Concerning the Wikipedia claim that the character of Howard Ritchie is based on Gordon Lish: Howard Ritchie is described as a “midwife to literature” and he calls himself Captain Marvel (Lish is known as ”Captain Fiction”). I thought Ritchie’s literary magazine, Rosemary, resembled the Quarterly, but Lish founded the Quarterly in 1987 and Gertler’s book came out in 1984 so I guess if it’s Lish it could possibly be about Esquire? Does that make Vincent Bask Barry Hannah? Or Richard Ford?
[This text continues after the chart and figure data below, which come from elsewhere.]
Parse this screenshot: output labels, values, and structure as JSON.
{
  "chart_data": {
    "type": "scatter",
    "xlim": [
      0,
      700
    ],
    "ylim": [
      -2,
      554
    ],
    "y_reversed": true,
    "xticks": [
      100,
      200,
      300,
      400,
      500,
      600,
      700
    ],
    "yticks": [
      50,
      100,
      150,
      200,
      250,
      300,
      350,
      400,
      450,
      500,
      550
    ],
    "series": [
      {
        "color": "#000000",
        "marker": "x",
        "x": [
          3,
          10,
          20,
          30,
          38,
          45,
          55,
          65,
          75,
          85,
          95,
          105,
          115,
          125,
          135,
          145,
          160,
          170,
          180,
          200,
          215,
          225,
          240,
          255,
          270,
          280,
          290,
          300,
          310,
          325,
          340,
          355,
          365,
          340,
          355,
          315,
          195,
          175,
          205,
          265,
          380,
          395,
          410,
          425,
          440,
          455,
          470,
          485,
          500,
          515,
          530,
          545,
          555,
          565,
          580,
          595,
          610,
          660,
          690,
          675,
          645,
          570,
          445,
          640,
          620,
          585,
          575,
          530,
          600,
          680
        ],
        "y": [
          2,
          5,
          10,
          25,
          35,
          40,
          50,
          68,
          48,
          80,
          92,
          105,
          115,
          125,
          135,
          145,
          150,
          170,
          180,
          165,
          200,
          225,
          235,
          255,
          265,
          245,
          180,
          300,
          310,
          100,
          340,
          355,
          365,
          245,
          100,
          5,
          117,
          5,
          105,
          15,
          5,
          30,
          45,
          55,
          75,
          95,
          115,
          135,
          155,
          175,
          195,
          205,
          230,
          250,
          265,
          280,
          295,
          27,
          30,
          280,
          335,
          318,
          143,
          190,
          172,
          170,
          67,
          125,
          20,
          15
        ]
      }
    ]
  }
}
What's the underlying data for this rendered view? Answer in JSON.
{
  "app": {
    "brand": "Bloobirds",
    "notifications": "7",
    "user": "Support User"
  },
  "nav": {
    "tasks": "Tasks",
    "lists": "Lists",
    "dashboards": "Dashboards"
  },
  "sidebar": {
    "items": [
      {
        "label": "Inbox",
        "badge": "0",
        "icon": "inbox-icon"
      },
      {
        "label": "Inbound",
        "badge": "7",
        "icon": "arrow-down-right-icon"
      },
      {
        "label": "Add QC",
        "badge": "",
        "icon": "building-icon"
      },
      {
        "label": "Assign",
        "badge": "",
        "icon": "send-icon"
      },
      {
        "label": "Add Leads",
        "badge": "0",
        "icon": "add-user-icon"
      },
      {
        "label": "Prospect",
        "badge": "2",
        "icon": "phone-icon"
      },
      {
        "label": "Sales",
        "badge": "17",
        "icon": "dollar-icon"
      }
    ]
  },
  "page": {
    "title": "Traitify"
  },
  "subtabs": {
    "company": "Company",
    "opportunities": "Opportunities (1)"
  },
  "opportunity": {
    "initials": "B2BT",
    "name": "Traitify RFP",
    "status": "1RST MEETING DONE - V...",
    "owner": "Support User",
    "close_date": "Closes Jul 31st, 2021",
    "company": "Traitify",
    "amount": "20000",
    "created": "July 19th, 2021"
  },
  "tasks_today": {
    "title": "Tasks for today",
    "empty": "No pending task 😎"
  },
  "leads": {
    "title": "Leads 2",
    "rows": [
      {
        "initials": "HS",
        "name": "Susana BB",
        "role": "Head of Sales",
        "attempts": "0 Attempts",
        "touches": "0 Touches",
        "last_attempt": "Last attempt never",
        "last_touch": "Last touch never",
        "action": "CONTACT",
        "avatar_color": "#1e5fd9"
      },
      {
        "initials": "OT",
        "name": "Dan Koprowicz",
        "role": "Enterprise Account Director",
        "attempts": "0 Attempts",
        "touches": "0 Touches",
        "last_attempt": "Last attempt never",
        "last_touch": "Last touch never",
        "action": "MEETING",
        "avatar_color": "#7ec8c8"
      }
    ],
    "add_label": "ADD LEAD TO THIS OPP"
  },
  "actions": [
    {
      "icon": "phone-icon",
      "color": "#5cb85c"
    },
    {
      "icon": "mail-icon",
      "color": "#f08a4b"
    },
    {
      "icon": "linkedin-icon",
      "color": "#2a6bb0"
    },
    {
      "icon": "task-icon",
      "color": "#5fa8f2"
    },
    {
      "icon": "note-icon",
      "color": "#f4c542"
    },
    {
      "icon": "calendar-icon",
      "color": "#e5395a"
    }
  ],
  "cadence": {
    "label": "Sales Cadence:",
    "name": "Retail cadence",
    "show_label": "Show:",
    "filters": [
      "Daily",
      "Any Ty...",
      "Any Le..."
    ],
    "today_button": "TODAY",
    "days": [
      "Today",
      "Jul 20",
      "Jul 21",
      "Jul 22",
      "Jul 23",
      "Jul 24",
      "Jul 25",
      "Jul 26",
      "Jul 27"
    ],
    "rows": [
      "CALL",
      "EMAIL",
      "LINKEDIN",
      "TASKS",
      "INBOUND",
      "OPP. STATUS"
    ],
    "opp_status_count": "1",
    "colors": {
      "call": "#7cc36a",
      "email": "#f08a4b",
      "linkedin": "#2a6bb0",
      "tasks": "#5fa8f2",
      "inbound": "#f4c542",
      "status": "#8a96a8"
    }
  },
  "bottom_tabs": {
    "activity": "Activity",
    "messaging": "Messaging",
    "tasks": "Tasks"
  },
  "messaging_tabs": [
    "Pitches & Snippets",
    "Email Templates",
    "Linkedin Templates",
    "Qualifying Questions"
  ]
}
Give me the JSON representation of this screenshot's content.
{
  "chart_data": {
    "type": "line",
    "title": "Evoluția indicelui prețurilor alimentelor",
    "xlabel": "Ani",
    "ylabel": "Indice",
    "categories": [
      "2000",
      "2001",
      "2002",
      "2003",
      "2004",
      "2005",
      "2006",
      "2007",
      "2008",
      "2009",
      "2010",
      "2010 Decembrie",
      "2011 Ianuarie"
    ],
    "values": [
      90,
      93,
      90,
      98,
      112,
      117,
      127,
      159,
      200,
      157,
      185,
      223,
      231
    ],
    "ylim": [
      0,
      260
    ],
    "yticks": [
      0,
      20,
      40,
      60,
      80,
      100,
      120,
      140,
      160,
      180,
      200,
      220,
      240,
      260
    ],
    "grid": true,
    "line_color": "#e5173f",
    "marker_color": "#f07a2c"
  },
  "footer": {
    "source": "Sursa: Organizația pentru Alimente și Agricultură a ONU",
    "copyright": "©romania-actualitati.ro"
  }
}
Here are some passages from Elbowing the Seducer:
“Rosemary was descended from the Review, which had established a respectable reputation circulation among college libraries and large bookstores in college towns. The intricate woodblock R on its masthead had been carved by a student, Dickie N. Thornton, forty years before; thirty-five years later his widow; Lydia with plumed moles, provided a fund to perpetuate the magazine, with the provision that Dickie’s R should also endure…
The word submission summed up the problem he faced. He didn’t want writing to crawl to him, hat in hand…
He wanted to be disarmed, he wanted to be aroused. He was listening for a voice that unmistakably, stubbornly insisted on itself, couldn’t be anything but itself, faithfulness as instinct or, if instinct failed, faithfulness as an act of courage.”